Is it really possible? Is it possible to control same-gender attraction within a mixed-orientation marriage? I've already made a lot of the hard decisions. I've been able to marry an incredible woman, have children and have an incredible family life. I've been attracted to my wife and able to perform sexually. But, with all this, I'm still attracted to men. I've been through bouts of moderate porn addiction. I've been through occasions where I nearly hooked-up with another guy. I've chatted on-line with other gay men. I've met other gay men with whom I was attracted and would have liked to pursue a friendship and possibly more. But, I never seem to follow through on any of these. I've been able to put the internet porn and chat rooms at bay. I no longer chat with gay men, but I do look at the occasional porn - maybe once a month - and even then it's not really graphic porn. Is it okay to view a little porn once a month in order to keep any more serious transgression at bay? So far, it has worked for the most part, but not without damage to my spirit.
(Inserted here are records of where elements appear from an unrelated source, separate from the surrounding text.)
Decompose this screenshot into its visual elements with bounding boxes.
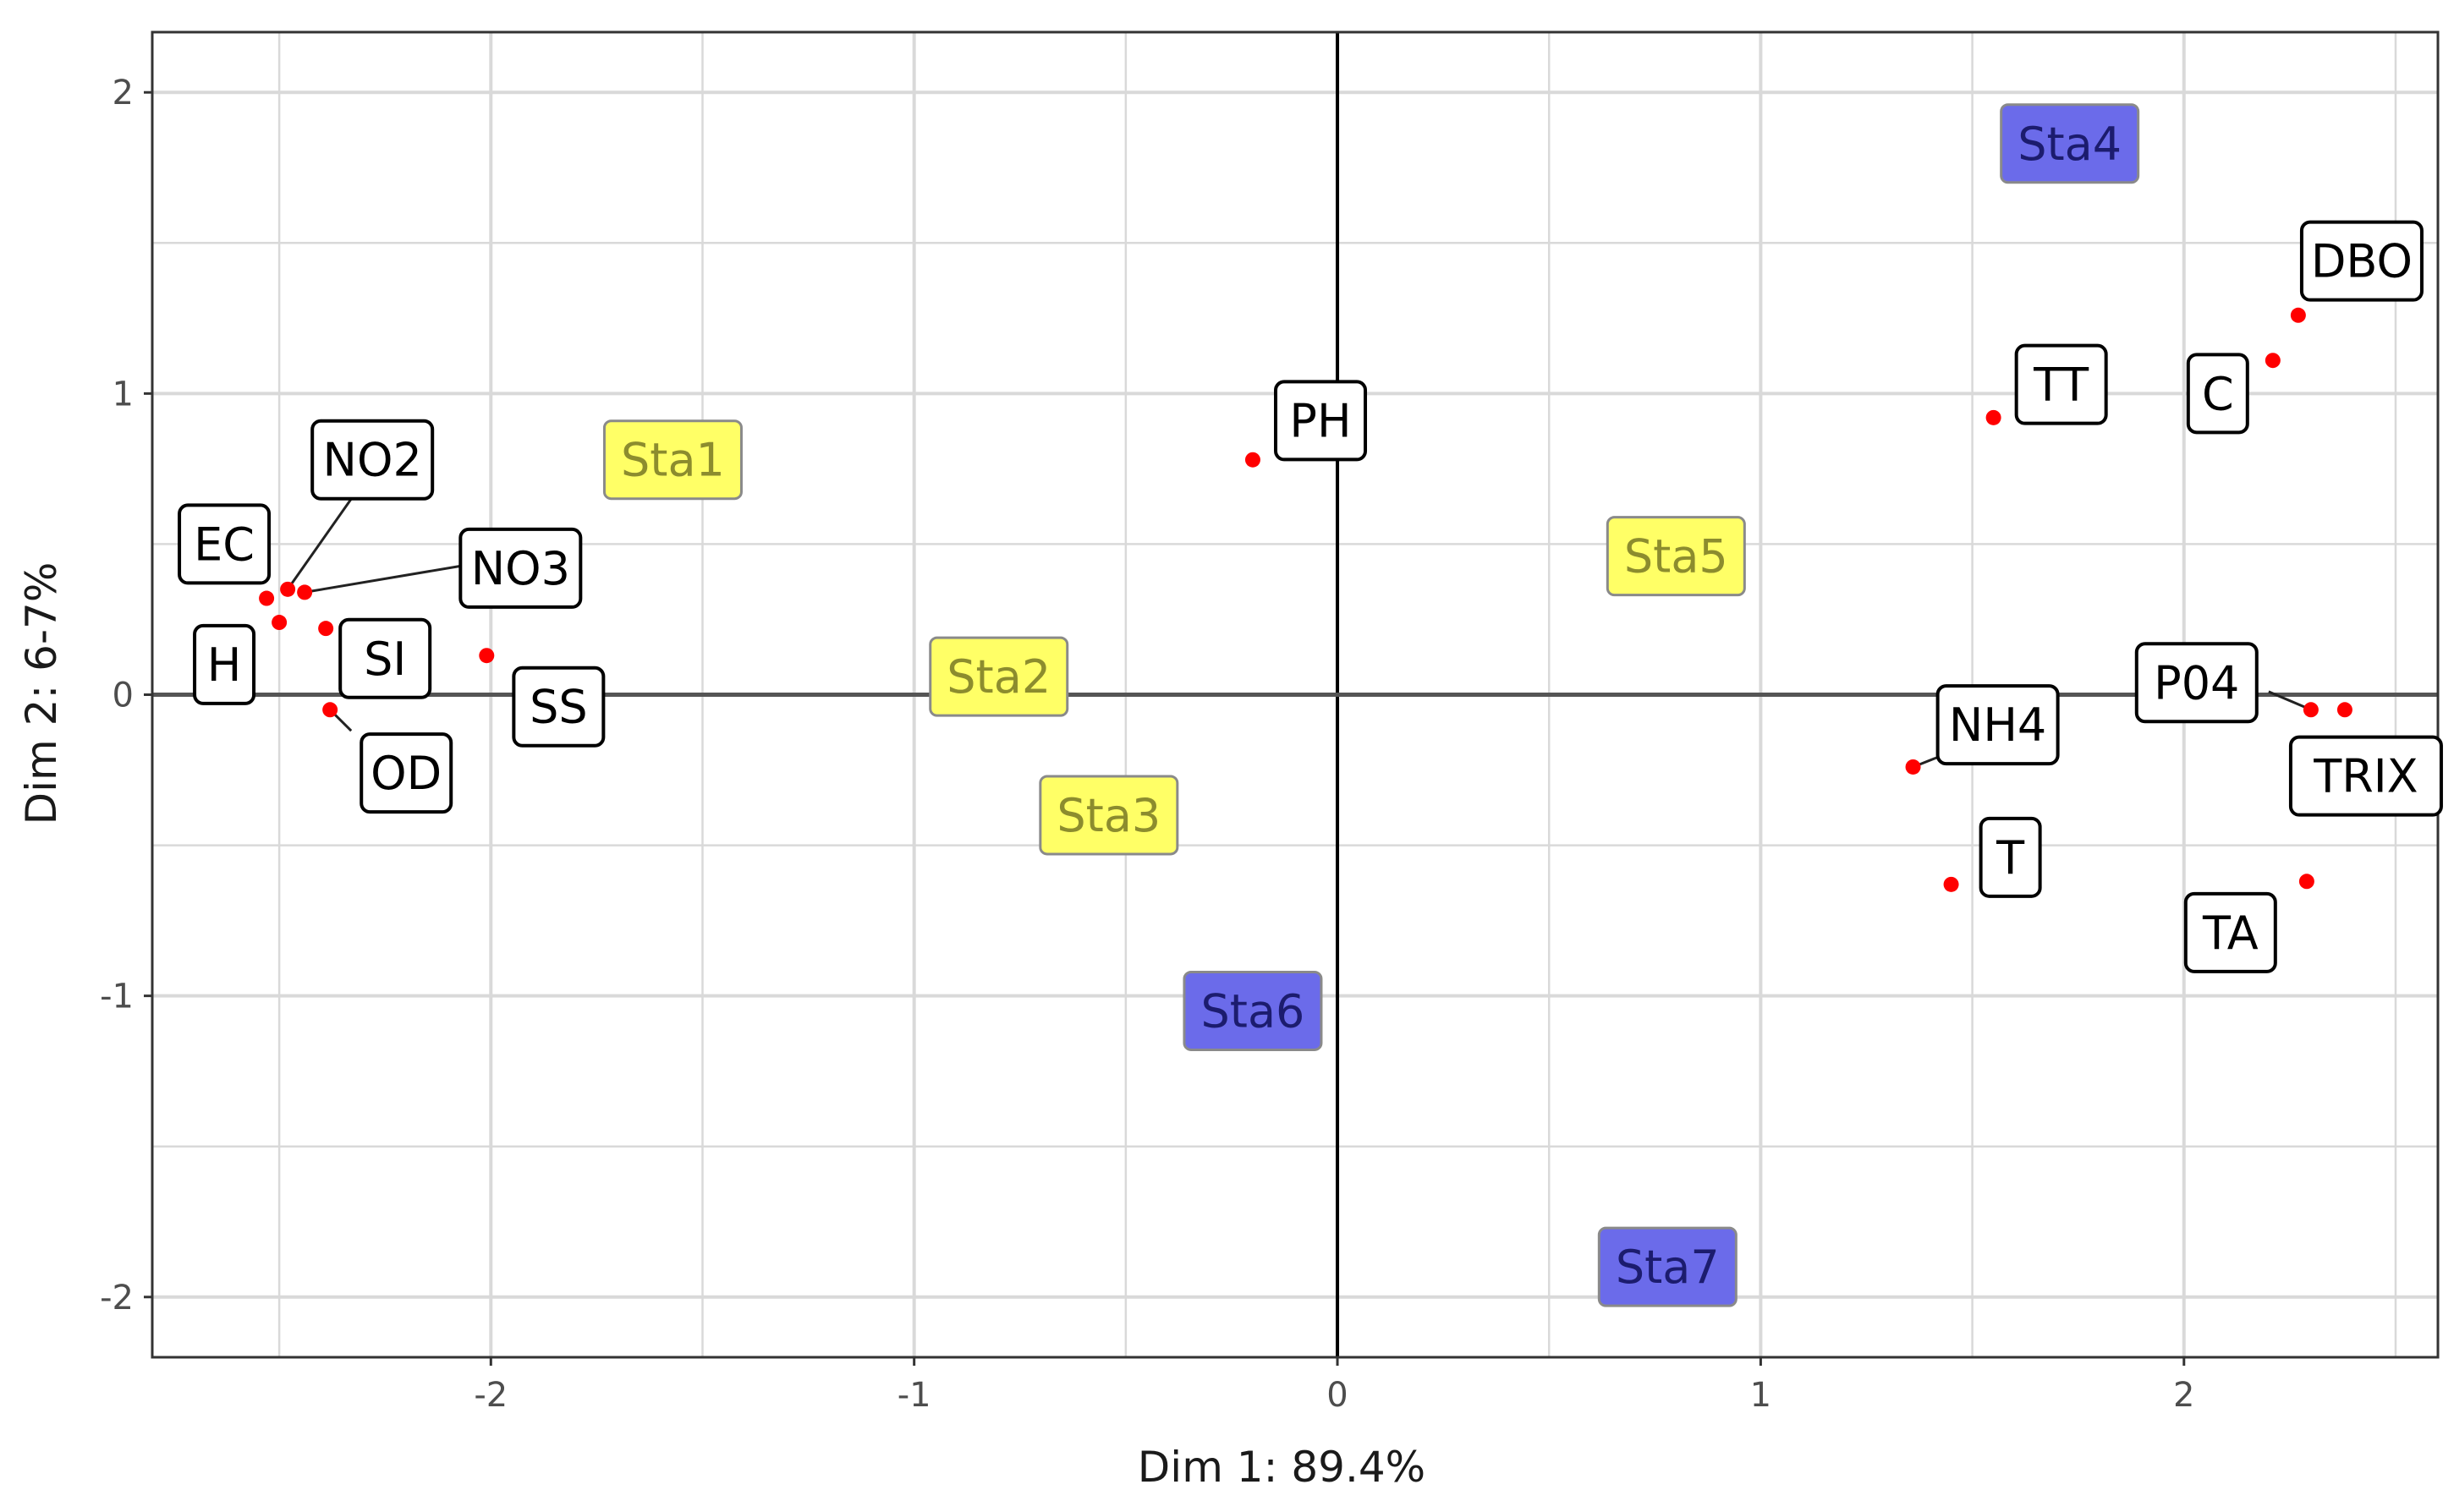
- variable-label-nh4: NH4: [1949, 698, 2046, 752]
- variable-label-h: H: [207, 638, 242, 692]
- variable-label-ta: TA: [2202, 907, 2259, 960]
- variable-label-box: [2299, 220, 2424, 302]
- point-p04: [2303, 702, 2319, 718]
- station-label-box: [1183, 970, 1323, 1051]
- variable-label-box: [338, 617, 432, 699]
- y-axis-title: Dim 2: 6-7%: [17, 562, 66, 825]
- point-ta: [2298, 874, 2314, 890]
- station-label-box: [2000, 103, 2140, 184]
- point-h: [272, 615, 288, 631]
- variable-label-trix: TRIX: [2313, 750, 2418, 803]
- variable-points: [259, 307, 2352, 892]
- variable-label-tt: TT: [2033, 359, 2089, 412]
- variable-label-ec: EC: [194, 518, 255, 571]
- station-label-sta4: Sta4: [2018, 118, 2122, 171]
- station-label-box: [929, 636, 1069, 717]
- point-ph: [1244, 452, 1260, 468]
- variable-label-t: T: [1996, 831, 2025, 885]
- variable-labels: DBO C TT PH NO2 EC NO3 H SI SS OD P04 TRIX NH4 T TA: [178, 220, 2443, 973]
- variable-label-box: [310, 419, 435, 501]
- variable-label-box: [1979, 816, 2042, 898]
- point-no2: [280, 581, 296, 597]
- point-nh4: [1905, 759, 1921, 775]
- station-label-sta3: Sta3: [1057, 789, 1161, 842]
- station-label-box: [1606, 516, 1746, 597]
- x-axis-ticks: -2 -1 0 1 2: [474, 1357, 2195, 1415]
- y-tick-label: 0: [113, 677, 134, 715]
- station-label-sta1: Sta1: [621, 434, 725, 487]
- station-labels: Sta1 Sta2 Sta3 Sta5 Sta4 Sta6 Sta7: [602, 103, 2140, 1307]
- x-tick-label: 1: [1750, 1376, 1771, 1415]
- station-label-sta7: Sta7: [1616, 1241, 1720, 1294]
- leader-line: [2268, 690, 2312, 711]
- variable-label-box: [1935, 684, 2060, 766]
- y-tick-label: -1: [100, 978, 134, 1016]
- point-no3: [297, 584, 313, 600]
- variable-label-no2: NO2: [323, 434, 422, 487]
- variable-label-box: [2134, 642, 2259, 724]
- station-label-box: [1039, 775, 1179, 856]
- point-trix: [2336, 702, 2352, 718]
- y-tick-label: -2: [100, 1279, 134, 1318]
- point-od: [322, 702, 338, 718]
- x-axis-title: Dim 1: 89.4%: [1138, 1443, 1425, 1492]
- station-label-box: [602, 419, 743, 501]
- point-ss: [479, 648, 495, 664]
- y-tick-label: 2: [113, 74, 134, 112]
- x-tick-label: -1: [898, 1376, 931, 1415]
- variable-label-box: [512, 666, 606, 748]
- variable-label-si: SI: [364, 633, 406, 686]
- station-label-sta2: Sta2: [947, 650, 1051, 704]
- variable-label-box: [2288, 735, 2443, 817]
- variable-label-ph: PH: [1289, 394, 1351, 447]
- point-tt: [1985, 409, 2001, 425]
- variable-label-box: [193, 623, 256, 705]
- point-si: [318, 621, 334, 637]
- variable-label-box: [360, 732, 453, 814]
- variable-label-c: C: [2202, 367, 2234, 420]
- variable-label-box: [2014, 343, 2108, 425]
- variable-label-box: [2186, 353, 2249, 435]
- station-label-box: [1597, 1226, 1738, 1307]
- variable-label-box: [458, 527, 583, 609]
- variable-label-ss: SS: [530, 681, 588, 734]
- variable-label-no3: NO3: [471, 542, 570, 595]
- x-tick-label: 2: [2173, 1376, 2194, 1415]
- variable-label-box: [1274, 380, 1368, 462]
- leader-line: [304, 563, 466, 594]
- variable-label-p04: P04: [2154, 656, 2239, 709]
- station-label-sta5: Sta5: [1624, 530, 1728, 583]
- x-tick-label: 0: [1326, 1376, 1348, 1415]
- station-label-sta6: Sta6: [1201, 984, 1305, 1038]
- leader-line: [286, 492, 357, 590]
- y-tick-label: 1: [113, 375, 134, 414]
- x-tick-label: -2: [474, 1376, 508, 1415]
- point-dbo: [2290, 307, 2306, 323]
- variable-label-box: [2183, 891, 2277, 973]
- point-t: [1943, 876, 1959, 892]
- variable-label-dbo: DBO: [2311, 235, 2413, 288]
- y-axis-ticks: -2 -1 0 1 2: [100, 74, 152, 1318]
- variable-label-od: OD: [371, 747, 442, 800]
- variable-label-box: [178, 503, 272, 585]
- point-c: [2265, 353, 2281, 369]
- point-ec: [259, 590, 275, 606]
I want to be completely clean, all of the time. I don't know if I will ever be free of same gender attraction, but it seems that I can keep it "under control" to a certain degree. Will it always be a struggle not to look at any porn and/or masturbate? And if so, do I consider this a small trade-off for being able to have a wife and family? Does this mean I will never be clean in this life, no matter how many times I repent, because I know eventually that I will make a mistake? Are there others, in my same situation, who are having better success? I think that overall, I can live a happy and fulfilled life in a mixed-orientation marriage, stay active in the church, true to my beliefs, attend the temple and serve in callings. But can I raise the bar? Should I try harder with the potential of greater success but also a greater possibility of failure? Or do I just continue on my current, relatively successful course, accepting my weaknesses, and perhaps knowing that this is the best I can do?